Prerequisites (verify before starting)
telex on PATH (telex skill for the messaging model). Pick one telex <backend> for the whole
run and pin it with --backend <backend> on every telex command (orchestrator + workers); capture
it in the run manifest. local sqlite (~/.telex/local.db) is a fine default, but never rely on
the telex default backend — if the user changes the default mid-run (e.g. to a Postgres backend),
unqualified commands route to the wrong store, holders look unoccupied, and waiters never wake. This
is a real failure mode; see references/telex-protocol.md.
launch-copilot-terminal skill installed (resolve its actual installed path; do not assume
~/.copilot/skills). Workers are Copilot CLI tabs launched with --allow-all for autonomy. The
reviewer is additionally launched with --agent PAW-Review, so the PAW-Review custom agent must be
installed (~/.copilot/agents/PAW-Review.agent.md); confirm copilot --help lists --agent and the
agent resolves. (The implementer is a general session that loads its PAW skill via the prompt — no
--agent.)
gh authenticated for the target repo. Follow the user's Copilot instructions for which gh
account/config to use (personal vs work). The orchestrator and the workers must all use an account
that can read the repo, push, open PRs, and (for the orchestrator) merge.
- The PAW skills and
paw-pr-lifecycle + loop skills installed (workers rely on them).
Operating principles
- Sequential. Exactly one implementer (+ optional reviewer) pair is being driven at a time. Do not
pipeline issues in v1. "Pending human review" is terminal for advancement — you move on to the next
issue and do not block on the human — but that issue's implementer stays alive in sentry mode (holding
the PR mergeable) until the builder merges and you stand it down. So idle held workers from earlier
issues may coexist with the one you are actively driving; that is expected, not pipelining.
- Telex = coordination; GitHub = source of truth. Reviews, PRs, and merges live on GitHub; telex
only carries wakeups + pointers between sessions.
- You never run the merge sentry. That is the implementer's loop. You react to the implementer's
"ready for merge" message.
- Autonomy with surfacing. Run hands-off. Surface to the user only: blockers, and the
status/final report when asked. Everything you decide (especially preference debt and
no-auto-merge calls) is recorded in the ledger so the report can bubble it up.
- Deferred work is tracked to a terminal disposition — symmetric to preference debt.
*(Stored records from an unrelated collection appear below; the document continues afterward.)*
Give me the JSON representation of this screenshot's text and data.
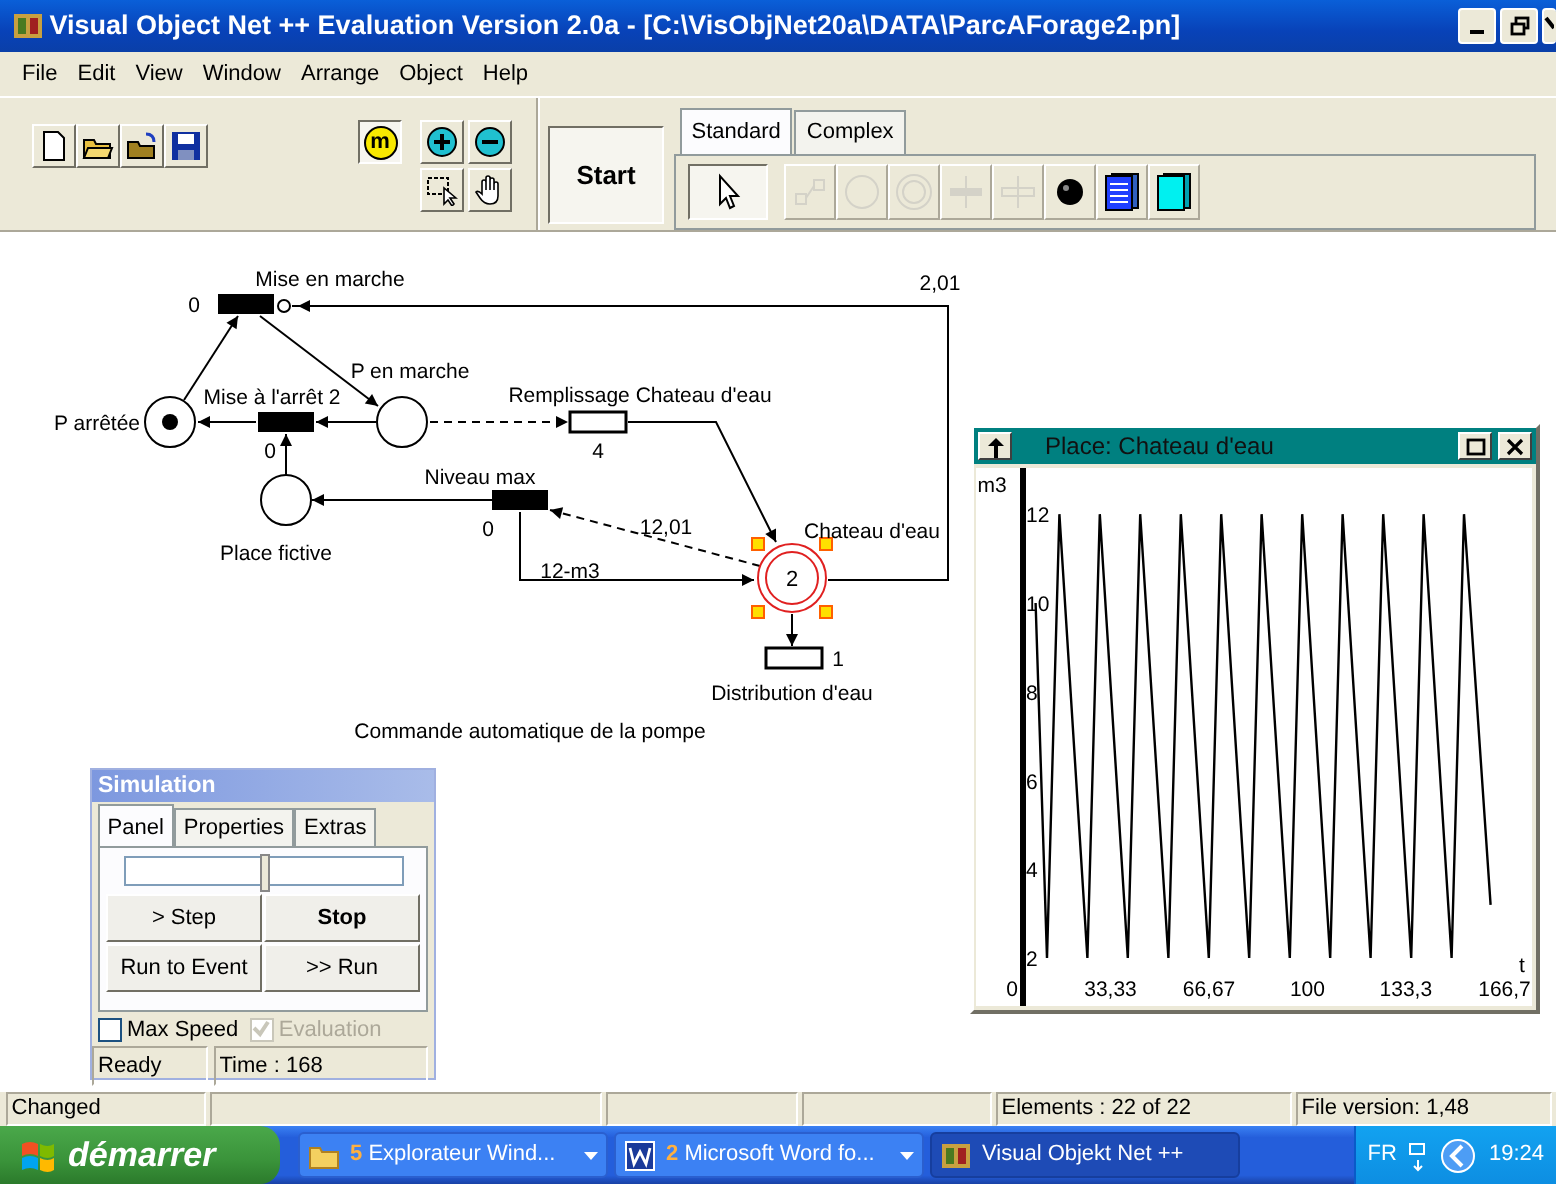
{
  "window": {
    "title": "Visual Object Net ++ Evaluation Version 2.0a - [C:\\VisObjNet20a\\DATA\\ParcAForage2.pn]"
  },
  "menu": [
    "File",
    "Edit",
    "View",
    "Window",
    "Arrange",
    "Object",
    "Help"
  ],
  "toolbar": {
    "mode_button": {
      "label": "m",
      "pressed": true
    },
    "start_button": "Start",
    "palette_tabs": [
      {
        "label": "Standard",
        "selected": true
      },
      {
        "label": "Complex",
        "selected": false
      }
    ],
    "tools": [
      {
        "kind": "pointer",
        "selected": true,
        "disabled": false
      },
      {
        "kind": "connector",
        "selected": false,
        "disabled": true
      },
      {
        "kind": "place",
        "selected": false,
        "disabled": true
      },
      {
        "kind": "double_place",
        "selected": false,
        "disabled": true
      },
      {
        "kind": "transition_plus",
        "selected": false,
        "disabled": true
      },
      {
        "kind": "transition",
        "selected": false,
        "disabled": true
      },
      {
        "kind": "token",
        "selected": false,
        "disabled": false
      },
      {
        "kind": "list",
        "selected": false,
        "disabled": false
      },
      {
        "kind": "box",
        "selected": false,
        "disabled": false
      }
    ]
  },
  "net": {
    "nodes": [
      {
        "kind": "transition",
        "label": "Mise en marche",
        "counter": "0",
        "selected": false
      },
      {
        "kind": "place",
        "label": "P arrêtée",
        "marked": true,
        "selected": false
      },
      {
        "kind": "transition",
        "label": "Mise à l'arrêt 2",
        "counter": "0",
        "selected": false
      },
      {
        "kind": "place",
        "label": "P en marche",
        "marked": false,
        "selected": false
      },
      {
        "kind": "continuous_transition",
        "label": "Remplissage Chateau d'eau",
        "counter": "4",
        "selected": false
      },
      {
        "kind": "transition",
        "label": "Niveau max",
        "counter": "0",
        "selected": false
      },
      {
        "kind": "place",
        "label": "Place fictive",
        "marked": false,
        "selected": false
      },
      {
        "kind": "continuous_place",
        "label": "Chateau d'eau",
        "value": "2",
        "selected": true
      },
      {
        "kind": "continuous_transition",
        "label": "Distribution d'eau",
        "counter": "1",
        "selected": false
      }
    ],
    "arcs": [
      {
        "kind": "normal"
      },
      {
        "kind": "normal"
      },
      {
        "kind": "normal"
      },
      {
        "kind": "normal"
      },
      {
        "kind": "normal"
      },
      {
        "kind": "normal"
      },
      {
        "kind": "test"
      },
      {
        "kind": "normal"
      },
      {
        "kind": "test",
        "label": "12,01"
      },
      {
        "kind": "normal",
        "label": "12-m3"
      },
      {
        "kind": "inhibitor",
        "label": "2,01"
      },
      {
        "kind": "normal"
      }
    ],
    "caption": "Commande automatique de la pompe"
  },
  "plot_window": {
    "title": "Place: Chateau d'eau",
    "chart_data": {
      "type": "line",
      "xlabel": "t",
      "ylabel": "m3",
      "x": [
        8,
        11.8,
        16,
        25.5,
        29.7,
        39.2,
        43.4,
        52.9,
        57.1,
        66.6,
        70.8,
        80.3,
        84.5,
        94,
        98.2,
        107.7,
        111.9,
        121.4,
        125.6,
        135.1,
        139.3,
        148.8,
        153,
        162
      ],
      "series": [
        {
          "color": "#000000",
          "values": [
            10,
            2,
            12,
            2,
            12,
            2,
            12,
            2,
            12,
            2,
            12,
            2,
            12,
            2,
            12,
            2,
            12,
            2,
            12,
            2,
            12,
            2,
            12,
            3.2
          ]
        }
      ],
      "xlim": [
        -12.2,
        176
      ],
      "ylim": [
        0.92,
        13.04
      ],
      "xticks": [
        {
          "value": 0,
          "label": "0"
        },
        {
          "value": 33.33,
          "label": "33,33"
        },
        {
          "value": 66.67,
          "label": "66,67"
        },
        {
          "value": 100,
          "label": "100"
        },
        {
          "value": 133.3,
          "label": "133,3"
        },
        {
          "value": 166.7,
          "label": "166,7"
        }
      ],
      "yticks": [
        2,
        4,
        6,
        8,
        10,
        12
      ]
    }
  },
  "simulation": {
    "title": "Simulation",
    "tabs": [
      {
        "label": "Panel",
        "selected": true
      },
      {
        "label": "Properties",
        "selected": false
      },
      {
        "label": "Extras",
        "selected": false
      }
    ],
    "speed": {
      "level": 0.5
    },
    "buttons": [
      {
        "label": "> Step",
        "default": false
      },
      {
        "label": "Stop",
        "default": true
      },
      {
        "label": "Run to Event",
        "default": false
      },
      {
        "label": ">> Run",
        "default": false
      }
    ],
    "checkboxes": [
      {
        "label": "Max Speed",
        "checked": false,
        "disabled": false
      },
      {
        "label": "Evaluation",
        "checked": true,
        "disabled": true
      }
    ],
    "status": [
      "Ready",
      "Time : 168"
    ]
  },
  "status_bar": {
    "state": "Changed",
    "elements": "Elements : 22 of 22",
    "version": "File version: 1,48"
  },
  "taskbar": {
    "start": "démarrer",
    "tasks": [
      {
        "kind": "folder",
        "number": "5",
        "label": "Explorateur Wind...",
        "grouped": true,
        "selected": false
      },
      {
        "kind": "word",
        "number": "2",
        "label": "Microsoft Word fo...",
        "grouped": true,
        "selected": false
      },
      {
        "kind": "app",
        "label": "Visual Objekt Net ++",
        "grouped": false,
        "selected": true
      }
    ],
    "language": "FR",
    "clock": "19:24"
  }
}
Preference forks
get harvest → well-lit bet → route/record; deferred/carry-forward work gets the same forcing function:
the merge gate harvests it (field report + diff markers) at
merge-ready, you record each item in
the deferred table, and no item stays open — each reaches filed / folded / skipped(+reason) /
done / moot, triaged with the builder. The run is not complete while any deferred item is open
(merge-gate.md, reporting.md).
- The orchestrator owns durable shared state. Workers own only their worktree/PR/issue comments.
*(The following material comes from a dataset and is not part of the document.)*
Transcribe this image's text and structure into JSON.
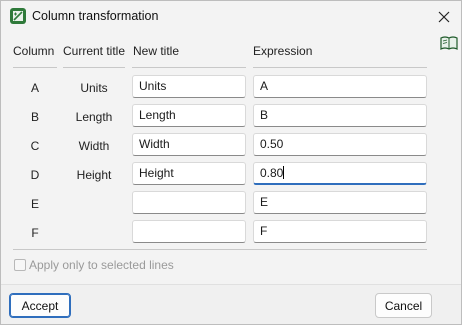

- Continuous improvement. Workers report
process-feedback at finish; absorb those learnings and
proactively improve this skill as you go (templates, telex protocol, triage, config).
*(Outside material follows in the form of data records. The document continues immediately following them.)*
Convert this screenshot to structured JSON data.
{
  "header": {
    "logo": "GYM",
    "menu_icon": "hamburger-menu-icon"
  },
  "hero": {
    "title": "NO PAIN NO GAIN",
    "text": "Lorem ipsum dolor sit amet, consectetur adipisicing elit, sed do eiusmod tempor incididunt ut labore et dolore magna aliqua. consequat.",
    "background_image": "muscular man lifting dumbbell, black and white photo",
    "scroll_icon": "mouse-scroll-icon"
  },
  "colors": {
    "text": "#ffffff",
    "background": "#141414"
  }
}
- Fix what's broken (encoded builder value). If something is broken — failing CI, a build break, an
obvious bug — fix it, even if it expands the PR's scope, especially when low-risk. It is a settled
norm, not a preference fork to route; record the drive-by fix in the PR body and field report.
Quickstart runbook
- Confirm prerequisites; pick a short run id (e.g.
rb-2026-06-17a).
- Stand up your station (telex-protocol.md).
- Triage with the user → persist the run manifest (triage.md).
- For each issue in order → execute (lifecycle.md) → merge gate (merge-gate.md) → record + advance.
- When all issues are terminal, produce the final report (reporting.md).